Oppure c’è anche quella volta in cui affermò che Zlatan Ibrahimovic (sì, proprio lui) avrebbe fatto fatica a giocare nella sua Ternana: “Ibrahimovic potrebbe avere difficoltà nella nostra squadra. Lui prende palla e gioca da solo, noi giochiamo a due tocchi. Con l’unico allenatore che voleva giocare così (Guardiola, ndr) è andato via… Zlatan le partite le vince da solo, non ha bisogno della squadra. Lo metti davanti e tutti devono giocare per Ibrahimovic”.

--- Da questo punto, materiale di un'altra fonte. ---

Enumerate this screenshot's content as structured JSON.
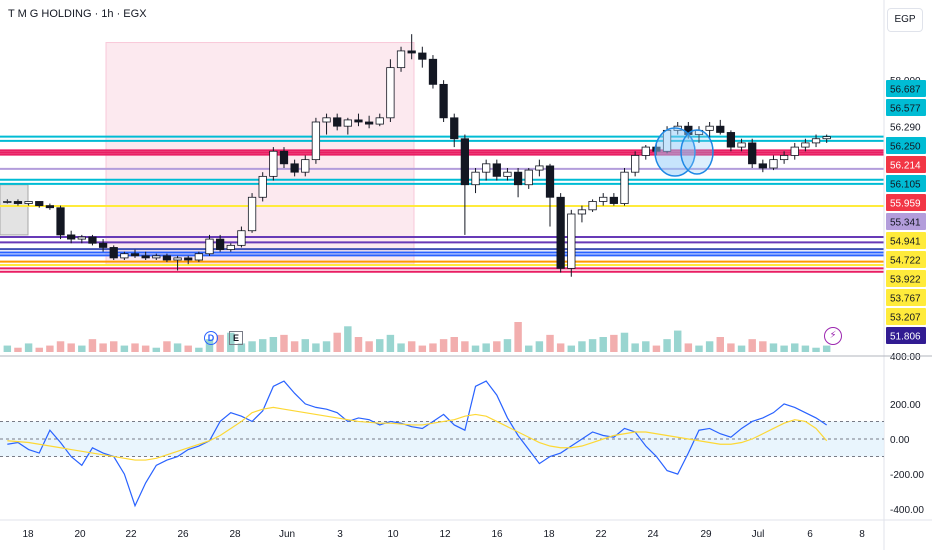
{
  "header": {
    "title": "T M G HOLDING · 1h · EGX",
    "currency": "EGP"
  },
  "events": {
    "dividend": "D",
    "earnings": "E",
    "flash": "⚡"
  },
  "chart_data": {
    "type": "candlestick",
    "price_axis": {
      "range": [
        51.5,
        59.2
      ],
      "ticks": [
        "58.000"
      ],
      "levels": [
        {
          "value": 56.687,
          "label": "56.687",
          "color": "#00bcd4",
          "kind": "tag"
        },
        {
          "value": 56.577,
          "label": "56.577",
          "color": "#00bcd4",
          "kind": "tag"
        },
        {
          "value": 56.29,
          "label": "56.290",
          "color": "#ffffff",
          "kind": "plain"
        },
        {
          "value": 56.25,
          "label": "56.250",
          "color": "#00bcd4",
          "kind": "tag"
        },
        {
          "value": 56.214,
          "label": "56.214",
          "color": "#f23645",
          "kind": "tag"
        },
        {
          "value": 56.105,
          "label": "56.105",
          "color": "#00bcd4",
          "kind": "tag"
        },
        {
          "value": 55.959,
          "label": "55.959",
          "color": "#f23645",
          "kind": "tag"
        },
        {
          "value": 55.341,
          "label": "55.341",
          "color": "#b39ddb",
          "kind": "tag"
        },
        {
          "value": 54.941,
          "label": "54.941",
          "color": "#ffeb3b",
          "kind": "tag"
        },
        {
          "value": 54.722,
          "label": "54.722",
          "color": "#ffeb3b",
          "kind": "tag"
        },
        {
          "value": 53.922,
          "label": "53.922",
          "color": "#ffeb3b",
          "kind": "tag"
        },
        {
          "value": 53.767,
          "label": "53.767",
          "color": "#ffeb3b",
          "kind": "tag"
        },
        {
          "value": 53.207,
          "label": "53.207",
          "color": "#ffeb3b",
          "kind": "tag"
        },
        {
          "value": 51.806,
          "label": "51.806",
          "color": "#311b92",
          "kind": "tag"
        }
      ],
      "hlines": [
        {
          "value": 56.65,
          "color": "#00bcd4"
        },
        {
          "value": 56.55,
          "color": "#00bcd4"
        },
        {
          "value": 56.32,
          "color": "#e91e63"
        },
        {
          "value": 56.27,
          "color": "#e91e63"
        },
        {
          "value": 56.22,
          "color": "#e91e63"
        },
        {
          "value": 55.88,
          "color": "#b39ddb"
        },
        {
          "value": 55.62,
          "color": "#00bcd4"
        },
        {
          "value": 55.52,
          "color": "#00bcd4"
        },
        {
          "value": 54.99,
          "color": "#ffeb3b"
        },
        {
          "value": 54.25,
          "color": "#673ab7"
        },
        {
          "value": 54.12,
          "color": "#673ab7"
        },
        {
          "value": 53.96,
          "color": "#3f51b5"
        },
        {
          "value": 53.88,
          "color": "#2962ff"
        },
        {
          "value": 53.81,
          "color": "#2962ff"
        },
        {
          "value": 53.66,
          "color": "#ff9800"
        },
        {
          "value": 53.58,
          "color": "#ffeb3b"
        },
        {
          "value": 53.5,
          "color": "#e91e63"
        },
        {
          "value": 53.42,
          "color": "#e91e63"
        }
      ],
      "zones": [
        {
          "x0": 20.8,
          "x1": 12.2,
          "y0": 53.6,
          "y1": 58.9,
          "color": "#fce4ec"
        },
        {
          "x0": 14.85,
          "x1": 16.2,
          "y0": 54.3,
          "y1": 55.5,
          "color": "#e0e0e0"
        }
      ]
    },
    "time_axis": {
      "ticks": [
        "18",
        "20",
        "22",
        "26",
        "28",
        "Jun",
        "3",
        "10",
        "12",
        "16",
        "18",
        "22",
        "24",
        "29",
        "Jul",
        "6",
        "8"
      ]
    },
    "candles": [
      [
        55.1,
        55.15,
        55.05,
        55.1
      ],
      [
        55.1,
        55.15,
        55.0,
        55.05
      ],
      [
        55.05,
        55.1,
        55.0,
        55.1
      ],
      [
        55.1,
        55.1,
        54.95,
        55.0
      ],
      [
        55.0,
        55.05,
        54.9,
        54.95
      ],
      [
        54.95,
        55.0,
        54.2,
        54.3
      ],
      [
        54.3,
        54.4,
        54.1,
        54.2
      ],
      [
        54.2,
        54.3,
        54.1,
        54.25
      ],
      [
        54.25,
        54.3,
        54.05,
        54.1
      ],
      [
        54.1,
        54.2,
        53.9,
        54.0
      ],
      [
        54.0,
        54.05,
        53.7,
        53.75
      ],
      [
        53.75,
        53.9,
        53.7,
        53.85
      ],
      [
        53.85,
        53.95,
        53.75,
        53.8
      ],
      [
        53.8,
        53.9,
        53.7,
        53.75
      ],
      [
        53.75,
        53.85,
        53.7,
        53.8
      ],
      [
        53.8,
        53.85,
        53.65,
        53.7
      ],
      [
        53.7,
        53.8,
        53.45,
        53.75
      ],
      [
        53.75,
        53.8,
        53.6,
        53.7
      ],
      [
        53.7,
        53.9,
        53.65,
        53.85
      ],
      [
        53.85,
        54.3,
        53.8,
        54.2
      ],
      [
        54.2,
        54.3,
        53.9,
        53.95
      ],
      [
        53.95,
        54.1,
        53.9,
        54.05
      ],
      [
        54.05,
        54.5,
        54.0,
        54.4
      ],
      [
        54.4,
        55.3,
        54.35,
        55.2
      ],
      [
        55.2,
        55.8,
        55.1,
        55.7
      ],
      [
        55.7,
        56.4,
        55.6,
        56.3
      ],
      [
        56.3,
        56.4,
        55.9,
        56.0
      ],
      [
        56.0,
        56.1,
        55.7,
        55.8
      ],
      [
        55.8,
        56.2,
        55.7,
        56.1
      ],
      [
        56.1,
        57.1,
        56.0,
        57.0
      ],
      [
        57.0,
        57.2,
        56.7,
        57.1
      ],
      [
        57.1,
        57.2,
        56.8,
        56.9
      ],
      [
        56.9,
        57.1,
        56.7,
        57.05
      ],
      [
        57.05,
        57.2,
        56.9,
        57.0
      ],
      [
        57.0,
        57.15,
        56.85,
        56.95
      ],
      [
        56.95,
        57.2,
        56.9,
        57.1
      ],
      [
        57.1,
        58.5,
        57.0,
        58.3
      ],
      [
        58.3,
        58.8,
        58.2,
        58.7
      ],
      [
        58.7,
        59.1,
        58.5,
        58.65
      ],
      [
        58.65,
        58.8,
        58.3,
        58.5
      ],
      [
        58.5,
        58.6,
        57.8,
        57.9
      ],
      [
        57.9,
        58.0,
        57.0,
        57.1
      ],
      [
        57.1,
        57.2,
        56.4,
        56.6
      ],
      [
        56.6,
        56.7,
        54.3,
        55.5
      ],
      [
        55.5,
        55.9,
        55.3,
        55.8
      ],
      [
        55.8,
        56.1,
        55.6,
        56.0
      ],
      [
        56.0,
        56.1,
        55.6,
        55.7
      ],
      [
        55.7,
        55.9,
        55.6,
        55.8
      ],
      [
        55.8,
        55.9,
        55.2,
        55.5
      ],
      [
        55.5,
        55.9,
        55.4,
        55.85
      ],
      [
        55.85,
        56.1,
        55.7,
        55.95
      ],
      [
        55.95,
        56.0,
        54.5,
        55.2
      ],
      [
        55.2,
        55.3,
        53.4,
        53.5
      ],
      [
        53.5,
        54.9,
        53.3,
        54.8
      ],
      [
        54.8,
        55.0,
        54.6,
        54.9
      ],
      [
        54.9,
        55.15,
        54.85,
        55.1
      ],
      [
        55.1,
        55.3,
        55.0,
        55.2
      ],
      [
        55.2,
        55.3,
        55.0,
        55.05
      ],
      [
        55.05,
        55.9,
        55.0,
        55.8
      ],
      [
        55.8,
        56.3,
        55.7,
        56.2
      ],
      [
        56.2,
        56.45,
        56.1,
        56.4
      ],
      [
        56.4,
        56.5,
        56.2,
        56.3
      ],
      [
        56.3,
        56.9,
        56.25,
        56.8
      ],
      [
        56.8,
        57.0,
        56.7,
        56.9
      ],
      [
        56.9,
        57.0,
        56.6,
        56.7
      ],
      [
        56.7,
        56.9,
        56.5,
        56.8
      ],
      [
        56.8,
        57.0,
        56.6,
        56.9
      ],
      [
        56.9,
        57.05,
        56.7,
        56.75
      ],
      [
        56.75,
        56.8,
        56.3,
        56.4
      ],
      [
        56.4,
        56.6,
        56.3,
        56.5
      ],
      [
        56.5,
        56.6,
        55.9,
        56.0
      ],
      [
        56.0,
        56.1,
        55.8,
        55.9
      ],
      [
        55.9,
        56.2,
        55.85,
        56.1
      ],
      [
        56.1,
        56.3,
        56.0,
        56.2
      ],
      [
        56.2,
        56.5,
        56.1,
        56.4
      ],
      [
        56.4,
        56.6,
        56.3,
        56.5
      ],
      [
        56.5,
        56.7,
        56.4,
        56.6
      ],
      [
        56.6,
        56.7,
        56.5,
        56.65
      ]
    ],
    "volume": [
      3,
      2,
      4,
      2,
      3,
      5,
      4,
      3,
      6,
      4,
      5,
      3,
      4,
      3,
      2,
      5,
      4,
      3,
      2,
      6,
      8,
      9,
      4,
      5,
      6,
      7,
      8,
      5,
      6,
      4,
      5,
      9,
      12,
      7,
      5,
      6,
      8,
      4,
      5,
      3,
      4,
      6,
      7,
      5,
      3,
      4,
      5,
      6,
      14,
      3,
      5,
      8,
      4,
      3,
      5,
      6,
      7,
      8,
      9,
      4,
      5,
      3,
      6,
      10,
      4,
      3,
      5,
      7,
      4,
      3,
      6,
      5,
      4,
      3,
      4,
      3,
      2,
      3
    ],
    "volume_axis": {
      "ticks": [
        "400.00"
      ]
    },
    "oscillator": {
      "range": [
        -450,
        450
      ],
      "ticks": [
        "200.00",
        "0.00",
        "-200.00",
        "-400.00"
      ],
      "band": [
        100,
        -100
      ],
      "main": [
        -30,
        -20,
        -60,
        -80,
        50,
        -20,
        -100,
        -150,
        -50,
        -80,
        -100,
        -200,
        -380,
        -250,
        -150,
        -120,
        -100,
        -60,
        -40,
        -10,
        100,
        150,
        130,
        100,
        160,
        300,
        330,
        260,
        200,
        180,
        170,
        150,
        100,
        120,
        110,
        80,
        100,
        90,
        70,
        60,
        100,
        140,
        80,
        50,
        300,
        330,
        250,
        120,
        20,
        -60,
        -140,
        -100,
        -80,
        -40,
        0,
        40,
        20,
        10,
        60,
        40,
        -40,
        -100,
        -180,
        -200,
        -80,
        50,
        60,
        30,
        10,
        60,
        100,
        120,
        150,
        200,
        180,
        150,
        120,
        80
      ],
      "signal": [
        -10,
        -15,
        -20,
        -30,
        -40,
        -50,
        -60,
        -70,
        -80,
        -90,
        -100,
        -110,
        -120,
        -120,
        -110,
        -90,
        -70,
        -50,
        -30,
        -10,
        20,
        60,
        100,
        150,
        170,
        180,
        170,
        160,
        150,
        140,
        130,
        120,
        110,
        100,
        95,
        90,
        90,
        85,
        80,
        80,
        90,
        100,
        110,
        130,
        140,
        130,
        100,
        70,
        40,
        10,
        -20,
        -40,
        -50,
        -50,
        -40,
        -20,
        0,
        20,
        30,
        40,
        40,
        30,
        20,
        10,
        0,
        -10,
        -20,
        -30,
        -30,
        -20,
        0,
        30,
        60,
        90,
        110,
        100,
        60,
        -10
      ]
    }
  }
}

Sandro Pochesci lo si può solo amare. O forse, alcuni diranno, solo odiare. Resta un allenatore molto caparbio, intelligente e capace di comunicare in maniera molto diretta. Spesso si lascia andare a cose poco piacevoli da sentire (forse per alcuni) ma lui rispetta se stesso e il suo pensiero. È un leone in gabbia, non si tira indietro, non ama i filtri o le mezze misure. Sandro Pochesci è così. È ovvio che adesso in tanti vorrebbero vedere la realizzazione, in maniera più concreta, della sua filosofia calcistica in termini di risultati. Concettualmente ciò che esprime è davvero interessante ma per ora ha dimostrato solo a sprazzi il suo potenziale e l’efficacia di quello che ha in testa. Non è riuscito a farlo completamente. Cosa servirebbe? Forse è in attesa del treno giusto, della piazza ideale e di quel progetto che gli possa davvero permettere di esprimersi come vuole. Arriveranno questi momenti. Il mondo del calcio prega e spera.